Erythritol is the one common exception. It has virtually no caloric impact and doesn’t raise blood sugar, so many people following keto or low-carb diets subtract erythritol fully rather than using the half rule. If a label breaks out erythritol separately, you can reasonably subtract 100% of it.

Where Allulose Fits In

Allulose is a newer sweetener showing up in low-carb products. It’s technically a sugar, but your body absorbs very little of it. The FDA has issued guidance allowing manufacturers to exclude allulose from “Total Sugars” and “Added Sugars” on nutrition labels, and a citizen petition has requested its exclusion from “Total Carbohydrate” as well.

In practice, some products still include allulose in total carbs while others don’t. Check the ingredient list and the label’s footnotes. If allulose is included in the total carbohydrate count, you can subtract it when calculating net carbs, since its caloric contribution is minimal (roughly 0.4 calories per gram, compared to 4 calories per gram for regular sugar).

If You’re Reading a European Label, Stop Subtracting

This entire calculation assumes you’re looking at a U.S. or Canadian nutrition label. In the United States and Canada, total carbohydrates are calculated by a method called “carbohydrate by subtraction,” where everything that isn’t protein, fat, water, or ash gets lumped into the carb number. That means fiber is already baked into the total.

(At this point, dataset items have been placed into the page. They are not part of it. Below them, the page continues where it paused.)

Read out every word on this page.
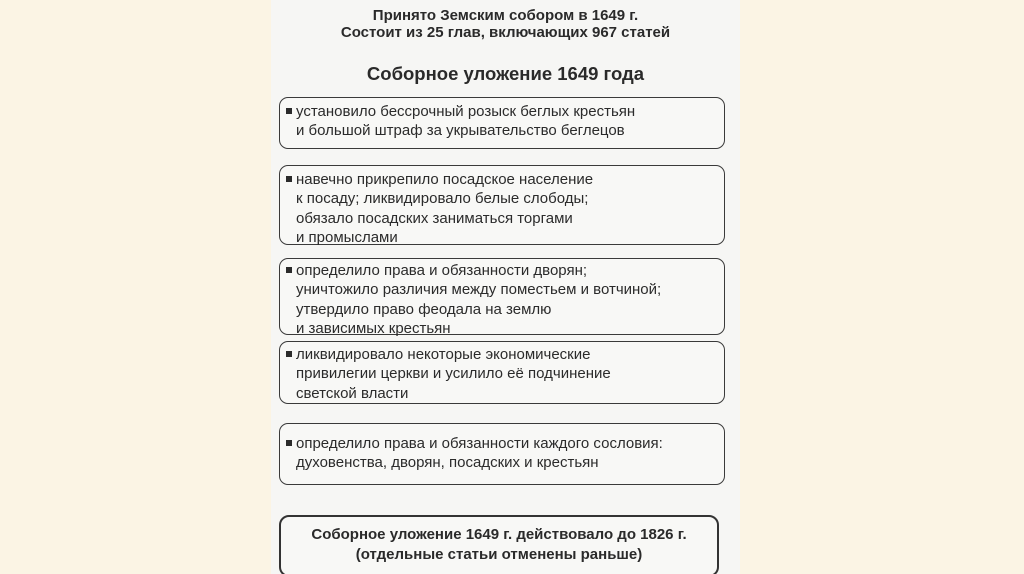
Принято Земским собором в 1649 г.
Состоит из 25 глав, включающих 967 статей
Соборное уложение 1649 года
установило бессрочный розыск беглых крестьян
и большой штраф за укрывательство беглецов
навечно прикрепило посадское население
к посаду; ликвидировало белые слободы;
обязало посадских заниматься торгами
и промыслами
определило права и обязанности дворян;
уничтожило различия между поместьем и вотчиной;
утвердило право феодала на землю
и зависимых крестьян
ликвидировало некоторые экономические
привилегии церкви и усилило её подчинение
светской власти
определило права и обязанности каждого сословия:
духовенства, дворян, посадских и крестьян
Соборное уложение 1649 г. действовало до 1826 г.
(отдельные статьи отменены раньше)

In the EU and Mexico, labels use “available carbohydrate,” which only counts sugars and starches. Fiber is already excluded from the carbohydrate line. So if you’re reading a European food label, the carbohydrate number is essentially net carbs already. Subtracting fiber again would give you an artificially low number.

A Quick Reference for Common Scenarios

  • Food with fiber only: Total carbs minus fiber = net carbs
  • Food with fiber and sugar alcohols: Total carbs minus fiber minus half the sugar alcohols = net carbs
  • Food with erythritol specifically: Total carbs minus fiber minus all erythritol = net carbs
  • Food with allulose in the carb count: Total carbs minus fiber minus allulose = net carbs
  • EU or Mexican label: The carbohydrate number already excludes fiber, so no subtraction is needed

Why “Net Carbs” Isn’t on the Label

The FDA doesn’t regulate or define the term “net carbs.” You won’t find it on a standard Nutrition Facts panel because it’s not an official measurement. When food companies print net carbs on their packaging, they’re using their own calculations, and those methods aren’t always consistent. Some brands subtract all sugar alcohols fully. Others use the half rule. Some subtract allulose, others don’t list it separately at all.

This is why knowing the formula yourself matters more than trusting the front-of-package marketing. Flip to the Nutrition Facts panel, find total carbohydrates, look for dietary fiber and sugar alcohols listed underneath, and do the subtraction. It takes ten seconds once you know what to look for, and you’ll get a more reliable number than whatever a brand decided to print in large font on the front of the bag.